The intrinsic reward signal contributes most substantially (removing it increases travel time by 13 seconds); the safety mask is critical for TTC improvement.
Structured captions alone improve performance; incorporating matched numerical values yields further, albeit smaller, gains.
C2T's flexibility is demonstrated by its ability to generate "efficiency-first" vs. "safety-first" policies simply by switching prompts.

Highlights & Insights¶

Repositioning LLMs from online decision-makers to offline reward designers is a principled role assignment: it avoids the latency and reliability issues associated with LLMs in the control loop.
The deterministic schema caption design makes LLM judgments reproducible and cacheable, representing a critical engineering decision.
Asymmetric integration—providing intrinsic rewards only to the TLC—reduces multi-agent non-stationarity.

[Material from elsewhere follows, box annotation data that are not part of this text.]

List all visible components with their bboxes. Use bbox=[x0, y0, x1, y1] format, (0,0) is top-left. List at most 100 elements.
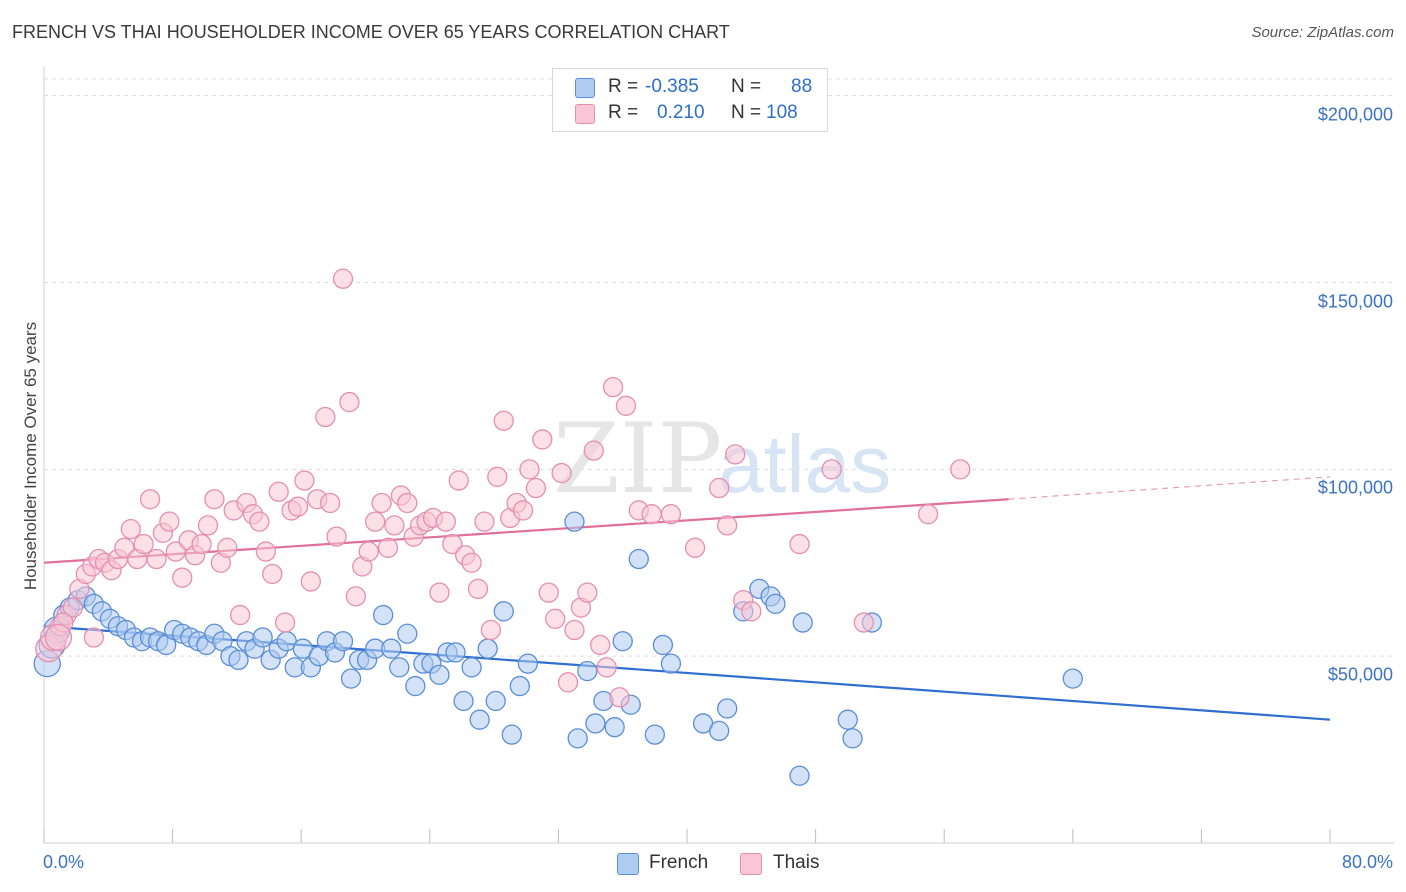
data-point-thais bbox=[114, 537, 135, 558]
data-point-thais bbox=[429, 582, 450, 603]
legend-n-value-thais: 108 bbox=[766, 102, 798, 123]
data-point-thais bbox=[326, 526, 347, 547]
data-point-french bbox=[485, 690, 506, 712]
legend-r-value-french: -0.385 bbox=[645, 76, 699, 97]
axes bbox=[43, 67, 1394, 844]
legend-r-value-thais: 0.210 bbox=[657, 102, 705, 123]
data-point-thais bbox=[789, 533, 810, 555]
legend-swatch-thais bbox=[575, 104, 595, 124]
data-point-thais bbox=[487, 466, 508, 487]
data-point-thais bbox=[519, 459, 540, 480]
correlation-legend: R = -0.385 N = 88 R = 0.210 N = 108 bbox=[552, 68, 828, 132]
data-point-thais bbox=[590, 634, 611, 656]
y-tick-label: $200,000 bbox=[1317, 104, 1393, 125]
data-point-french bbox=[577, 660, 598, 682]
data-point-thais bbox=[146, 548, 167, 570]
data-point-thais bbox=[684, 537, 706, 558]
data-point-french bbox=[612, 631, 633, 652]
data-point-thais bbox=[821, 459, 842, 480]
data-point-french bbox=[493, 601, 514, 622]
data-point-thais bbox=[83, 627, 104, 648]
data-point-thais bbox=[615, 395, 637, 416]
data-point-thais bbox=[602, 376, 624, 398]
data-point-french bbox=[340, 668, 362, 689]
data-point-french bbox=[567, 728, 588, 749]
trend-extension-thais bbox=[1008, 476, 1331, 500]
data-point-thais bbox=[345, 586, 367, 607]
legend-n-label: N = bbox=[731, 102, 762, 123]
data-point-thais bbox=[435, 511, 457, 532]
data-point-thais bbox=[133, 533, 154, 555]
data-point-thais bbox=[641, 504, 662, 525]
chart-title: FRENCH VS THAI HOUSEHOLDER INCOME OVER 6… bbox=[12, 22, 730, 42]
data-point-thais bbox=[229, 604, 251, 626]
data-point-french bbox=[765, 593, 786, 615]
data-point-thais bbox=[139, 489, 161, 510]
data-point-french bbox=[461, 657, 482, 678]
data-point-french bbox=[1062, 668, 1083, 689]
data-point-thais bbox=[917, 504, 939, 525]
data-point-french bbox=[429, 664, 450, 686]
y-tick-label: $150,000 bbox=[1317, 291, 1393, 311]
data-point-thais bbox=[577, 582, 598, 603]
data-point-thais bbox=[564, 619, 585, 641]
watermark-atlas: atlas bbox=[718, 419, 891, 510]
data-point-thais bbox=[332, 268, 354, 289]
legend-n-value-french: 88 bbox=[791, 76, 813, 97]
data-point-french bbox=[469, 709, 490, 730]
y-tick-label: $100,000 bbox=[1317, 477, 1393, 498]
data-point-thais bbox=[467, 578, 489, 600]
data-point-thais bbox=[717, 515, 738, 536]
data-point-thais bbox=[609, 687, 630, 708]
x-tick-label-max: 80.0% bbox=[1341, 852, 1393, 872]
data-point-thais bbox=[44, 623, 73, 652]
data-point-thais bbox=[397, 492, 418, 514]
data-point-thais bbox=[217, 537, 238, 558]
gridlines bbox=[44, 78, 1394, 657]
data-point-thais bbox=[853, 612, 874, 633]
data-point-thais bbox=[287, 496, 309, 517]
data-point-french bbox=[792, 612, 813, 633]
data-point-thais bbox=[358, 541, 379, 562]
data-point-french bbox=[628, 548, 649, 570]
data-point-thais bbox=[532, 429, 553, 450]
legend-r-label: R = bbox=[608, 102, 639, 123]
watermark: ZIP atlas bbox=[553, 403, 891, 515]
data-point-thais bbox=[62, 597, 84, 618]
data-point-thais bbox=[596, 657, 617, 678]
data-point-french bbox=[585, 713, 606, 734]
data-point-french bbox=[789, 765, 810, 786]
data-point-french bbox=[228, 649, 249, 671]
data-point-french bbox=[604, 717, 625, 738]
data-point-french bbox=[397, 623, 418, 644]
data-point-thais bbox=[197, 515, 219, 536]
data-point-french bbox=[842, 728, 863, 749]
data-point-thais bbox=[950, 459, 971, 480]
data-point-thais bbox=[493, 410, 514, 431]
data-point-thais bbox=[255, 541, 276, 562]
series-thais-points bbox=[35, 268, 971, 708]
chart-source: Source: ZipAtlas.com bbox=[1251, 24, 1394, 41]
data-point-french bbox=[373, 604, 394, 626]
data-point-thais bbox=[525, 477, 547, 499]
data-point-french bbox=[405, 675, 426, 697]
data-point-thais bbox=[474, 511, 495, 532]
data-point-thais bbox=[377, 537, 399, 558]
data-point-thais bbox=[191, 533, 212, 555]
series-swatch-french bbox=[617, 853, 639, 875]
data-point-thais bbox=[249, 511, 270, 532]
data-point-thais bbox=[120, 518, 141, 540]
data-point-thais bbox=[165, 541, 186, 562]
data-point-thais bbox=[461, 552, 482, 573]
data-point-french bbox=[717, 698, 738, 719]
data-point-thais bbox=[268, 481, 289, 502]
data-point-french bbox=[332, 631, 354, 652]
x-tick-label-min: 0.0% bbox=[43, 852, 85, 872]
data-point-french bbox=[517, 653, 539, 674]
data-point-french bbox=[652, 634, 674, 656]
data-point-thais bbox=[725, 444, 746, 465]
legend-r-label: R = bbox=[608, 76, 639, 97]
data-point-thais bbox=[384, 515, 405, 536]
data-point-french bbox=[660, 653, 682, 674]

Limitations & Future Work¶

Validation is conducted on the CityFlow simulator; real-world deployment performance remains unknown.
LLM preferences may encode implicit biases.
The work focuses solely on traffic signal control and does not extend to explicitly modeled autonomous vehicles.
The framework could be extended to more urban networks and adverse weather conditions.

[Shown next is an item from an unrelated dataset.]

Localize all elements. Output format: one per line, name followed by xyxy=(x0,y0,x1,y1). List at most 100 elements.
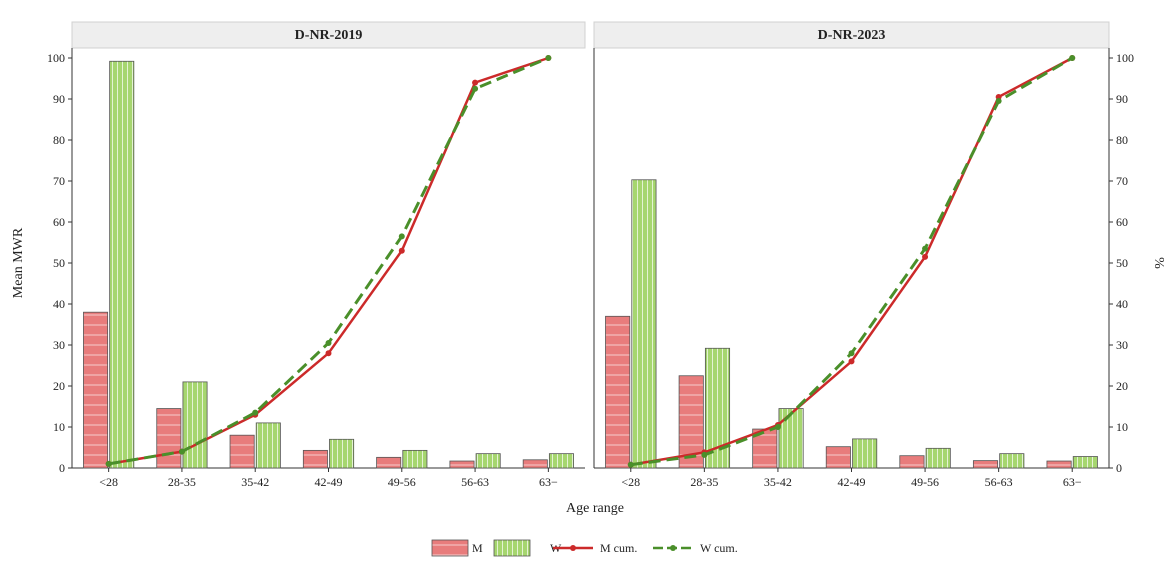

vs. LLMLight: LLMLight places LLMs directly in the control loop, incurring latency and reliability penalties; C2T's offline distillation avoids these issues.
vs. CoTV: CoTV employs hand-crafted composite rewards (travel time + fuel + emissions); C2T learns a more comprehensive reward from LLM preferences.

Rating¶

Novelty: ⭐⭐⭐⭐ Offline LLM preference learning for traffic reward design is a novel direction.
Experimental Thoroughness: ⭐⭐⭐⭐ Three cities + stress tests + detailed ablations.
Writing Quality: ⭐⭐⭐⭐ Framework is clearly presented.
Value: ⭐⭐⭐⭐ Broadly instructive for RL reward design.